= Elvis Yero =

Cuban boxer

Elvis Yero (January 26, 1965 in Havana, Cuba – October 13, 2001 in Miami, Florida) was a boxer in the Welterweight division. He grew up in the North Beach section of Miami Beach, Florida, where he graduated from Miami Beach Senior High School in 1984.

==Career==
===Amateur career===
At the age of 15, Yero decided on an amateur boxing career. At the 1981 Florida Golden Gloves, Yero stopped Greg Collins of Miami at 1:02 of the second round in the High School Division-139 lbs. At the 1982 South Florida Golden Gloves Regional Tournament, Yero TKO'd Lavaniel Hicks from Moore Park at 1:30 of the first round. He won the 132 lbs. Division in the South Florida Golden Gloves, and the 139 lbs. Division in the South Florida Golden Gloves. According to an August 21, 1979 report in the Miami Herald, he defeated Tommy Williams in the main event of the amateur boxing card at the Verrick Gym in Coconut Grove, Florida. On October 20, 1979, Yero was knocked out by Hugo Rodriguez at 1:58 of the 3rd round on an amateur card at the Verrick.

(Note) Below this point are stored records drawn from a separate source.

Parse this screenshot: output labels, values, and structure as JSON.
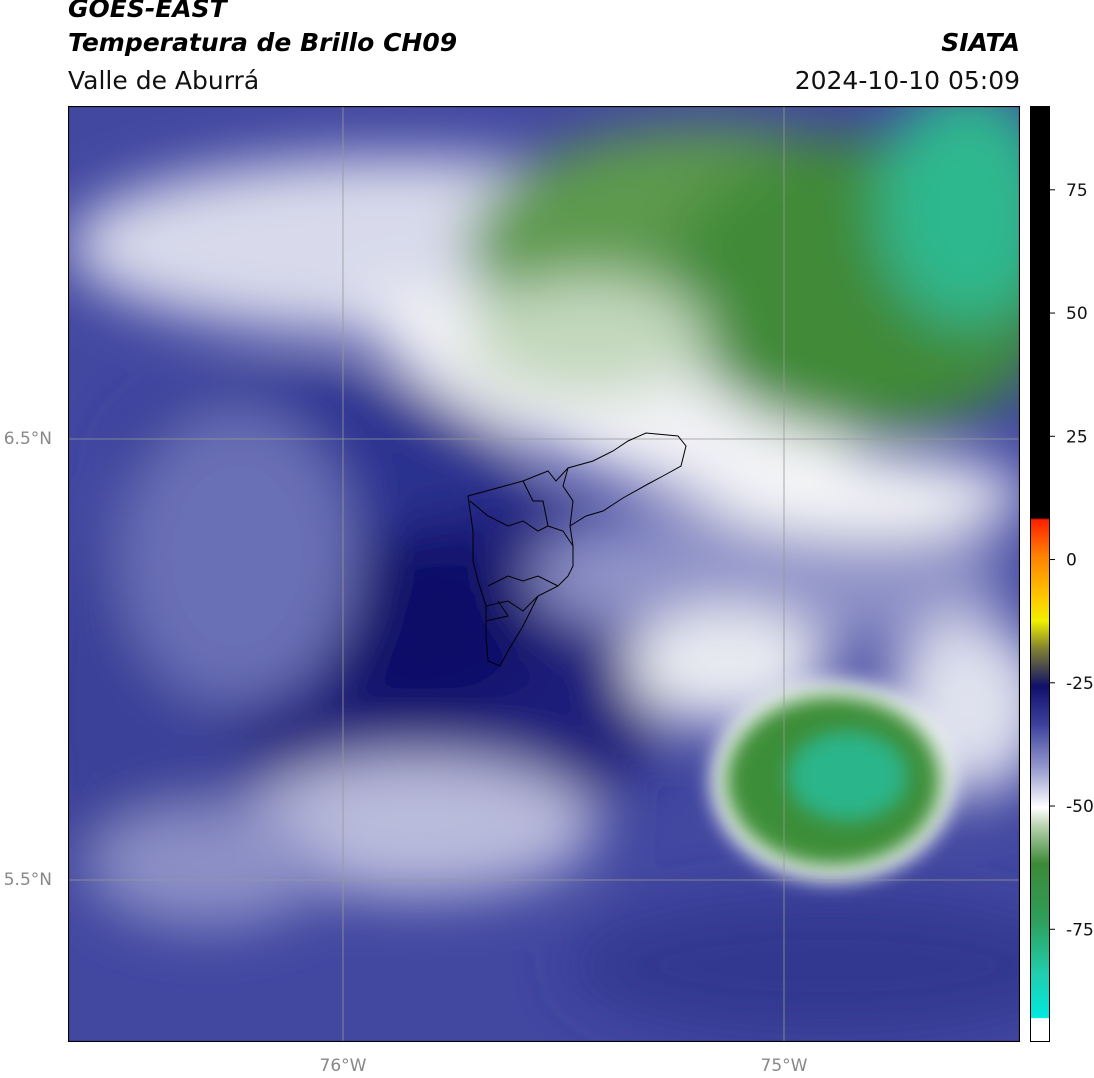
{
  "header": {
    "title": "GOES-EAST",
    "subtitle": "Temperatura de Brillo CH09",
    "region": "Valle de Aburrá",
    "source": "SIATA",
    "datetime": "2024-10-10 05:09"
  },
  "map": {
    "lat_labels": [
      "6.5°N",
      "5.5°N"
    ],
    "lon_labels": [
      "76°W",
      "75°W"
    ]
  },
  "colorbar": {
    "clim": [
      -93,
      92
    ],
    "ticks": [
      75,
      50,
      25,
      0,
      -25,
      -50,
      -75
    ]
  }
}
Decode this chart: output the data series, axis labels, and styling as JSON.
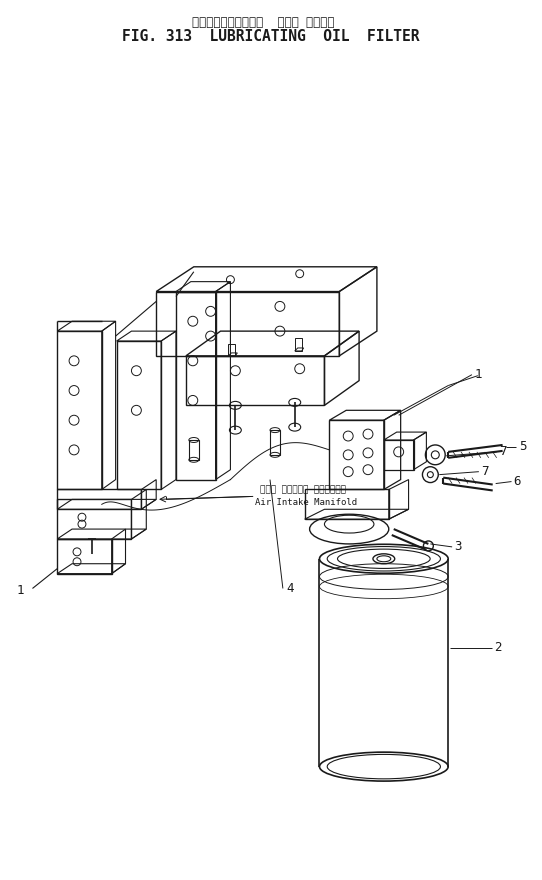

In 1984, Yero won the National AAU Amateur Lightwelterweight Title at 139 lbs. On February 14, 1984, Yero decision Tommy Williams in the main event at the Verrick. Two days later, Yero stopped Ron Beasley in 2 rounds in an amateur fight. On March 16, 1984, Yero decisioned Joseph Walkers in North Miami Beach in an amateur fight. The Miami Herald listed Yero's record as 29-1 (17 knockouts).

On March 22, 1984, Yero lost a decision to Clifford Gray at the Southern Regional Florida State Sunshine State Golden Gloves Boxing Tournament at the Victory Park Gym in North Miami Beach. On October 4, 1984, The Miami Herald reported that Ivan Gonzalez TKO'd Yero at 1:30 of the 1st round in the main event at the Verrick Gym. On August 2, 1985, Yero decisioned Derrick Rolan at the National Sport's Festival in Baton Rouge. The Next night, Yero won again. At the National Sport's Festival on August 5, 1985. Yero lost a 3-2 decision to Nick Kakouris in the 139 lbs. Division Championship match.

===Professional career===
In 1986 Yero turned professional in Florida. Undefeated in his first 10 fights, Yero quickly caught the eye of boxing fans and experts, but then he lost a decision to Lee Smith in 1991. After a five fight win streak, he again lost, to journeyman Kenny Ellis. This was Yero's last fight.

==Legal troubles==
Yero's troubles with the law began at an early age. He and a friend, Mario Villar, Jr., were arrested by Miami Beach Police for assaulting lawyer Mark Diestag on December 4, 1982 in a Miami Beach park after midnight. Diestag, the husband of Judge Gisela Cardonne-Dienstag, was out walking his dog when he got into a confrontation with Yero, who was 17–0 in amateur boxing at the time, and his friend Villar. Diegtag was brutally beaten and also had numerous bite marks on his body. Yero and Villar were held in jail for 4-months, but on August 16, 1983, both were found not guilty and were released from jail. The court ruled that Yero and Villar acted in self-defense. Villar was later killed in a motorcycle crash in North Miami Beach, Florida.

According to the Miami-Dade County Clerk Criminal Justice and Civil Infraction Case records He was arrested 52 times, between December 8, 1982 and September 19, 2001. He was charged with grand theft auto, armed robbery, burglary, possession of marijuana and cocaine, domestic violence, drinking in public, dealing in stolen property, lewd and lascivious behavior, panhandling, disorderly conduct, cocaine sale, trespassing, battery, grand theft, panhandling, and loitering.

On April 23, 1989, the Miami Herald reported that Yero was arrested for robbing the NCNB Bank at 2391 Collins Avenue on Miami Beach for $2.22. On July 5, 1990, the Miami Herald reported that Yero was shot in the hand, and arrested, during a drug-sting, when he punched and kicked undercover Miami Beach Police Officer Sunday Sanchez.

==Death==
Yero died of a drug overdose at age 36. He was found dead in a Miami motel room on Saturday, October 13, 2001, survived by his mother and brother. He is buried at Dade Memorial Park.